A bird in the smoke-filled sky after Russia’s attack. Kyiv, 4 July 2025. Ivan Antypenko/Suspilne News

Russia's war causes both human and environmental disasters. The Ukrainian government plans to demand nearly $44 billion in compensation from Moscow for environmental damage caused by CO2 emissions and the destruction of nature, Reuters reports. 

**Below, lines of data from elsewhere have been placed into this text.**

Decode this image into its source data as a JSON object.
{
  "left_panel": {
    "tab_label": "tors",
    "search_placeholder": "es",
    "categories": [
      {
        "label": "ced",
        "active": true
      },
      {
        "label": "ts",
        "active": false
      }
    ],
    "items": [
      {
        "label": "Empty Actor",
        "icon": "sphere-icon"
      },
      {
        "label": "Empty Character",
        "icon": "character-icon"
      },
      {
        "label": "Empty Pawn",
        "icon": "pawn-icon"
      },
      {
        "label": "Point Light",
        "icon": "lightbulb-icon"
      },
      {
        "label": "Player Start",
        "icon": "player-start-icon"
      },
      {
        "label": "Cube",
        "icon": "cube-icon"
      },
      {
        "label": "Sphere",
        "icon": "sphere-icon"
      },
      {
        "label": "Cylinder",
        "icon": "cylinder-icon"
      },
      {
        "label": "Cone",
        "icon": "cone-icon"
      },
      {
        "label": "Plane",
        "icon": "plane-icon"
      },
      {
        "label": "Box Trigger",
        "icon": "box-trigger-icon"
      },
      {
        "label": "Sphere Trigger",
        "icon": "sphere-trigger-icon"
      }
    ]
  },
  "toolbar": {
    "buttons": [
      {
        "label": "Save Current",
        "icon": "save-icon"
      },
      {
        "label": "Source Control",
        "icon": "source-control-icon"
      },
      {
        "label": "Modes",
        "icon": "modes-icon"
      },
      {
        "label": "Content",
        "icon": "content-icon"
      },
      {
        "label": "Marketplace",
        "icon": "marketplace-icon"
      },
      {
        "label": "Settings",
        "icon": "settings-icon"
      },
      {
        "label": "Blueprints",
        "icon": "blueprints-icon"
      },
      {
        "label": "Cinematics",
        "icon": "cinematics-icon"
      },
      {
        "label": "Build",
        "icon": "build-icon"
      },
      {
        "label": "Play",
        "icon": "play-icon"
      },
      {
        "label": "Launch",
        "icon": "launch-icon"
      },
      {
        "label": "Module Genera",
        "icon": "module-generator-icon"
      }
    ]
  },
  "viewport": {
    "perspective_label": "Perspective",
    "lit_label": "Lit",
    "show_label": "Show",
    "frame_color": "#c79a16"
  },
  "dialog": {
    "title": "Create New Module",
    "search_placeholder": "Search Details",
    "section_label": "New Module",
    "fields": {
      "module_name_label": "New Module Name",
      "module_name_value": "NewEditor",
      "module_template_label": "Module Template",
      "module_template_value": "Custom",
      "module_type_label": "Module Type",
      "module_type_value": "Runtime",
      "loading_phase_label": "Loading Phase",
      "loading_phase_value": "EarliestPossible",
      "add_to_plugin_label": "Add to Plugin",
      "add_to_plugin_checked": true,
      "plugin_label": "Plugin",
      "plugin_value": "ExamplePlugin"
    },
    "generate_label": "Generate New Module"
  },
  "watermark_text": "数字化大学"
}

Russian attacks and the fires they cause, large amounts of toxic substances enter the air and soil, many of which are carcinogenic and mutagenic. They include nitrogen oxides, nitrogen dioxide, sulfur oxides, carbon monoxide, formaldehyde, benzopyrene, and vapors of sulfuric and hydrocyanic acids

This would be the first case in history in which a country seeks damages for increased emissions from the use of fossil fuels, cement, and steel in warfare, as well as from the destruction of trees in fires.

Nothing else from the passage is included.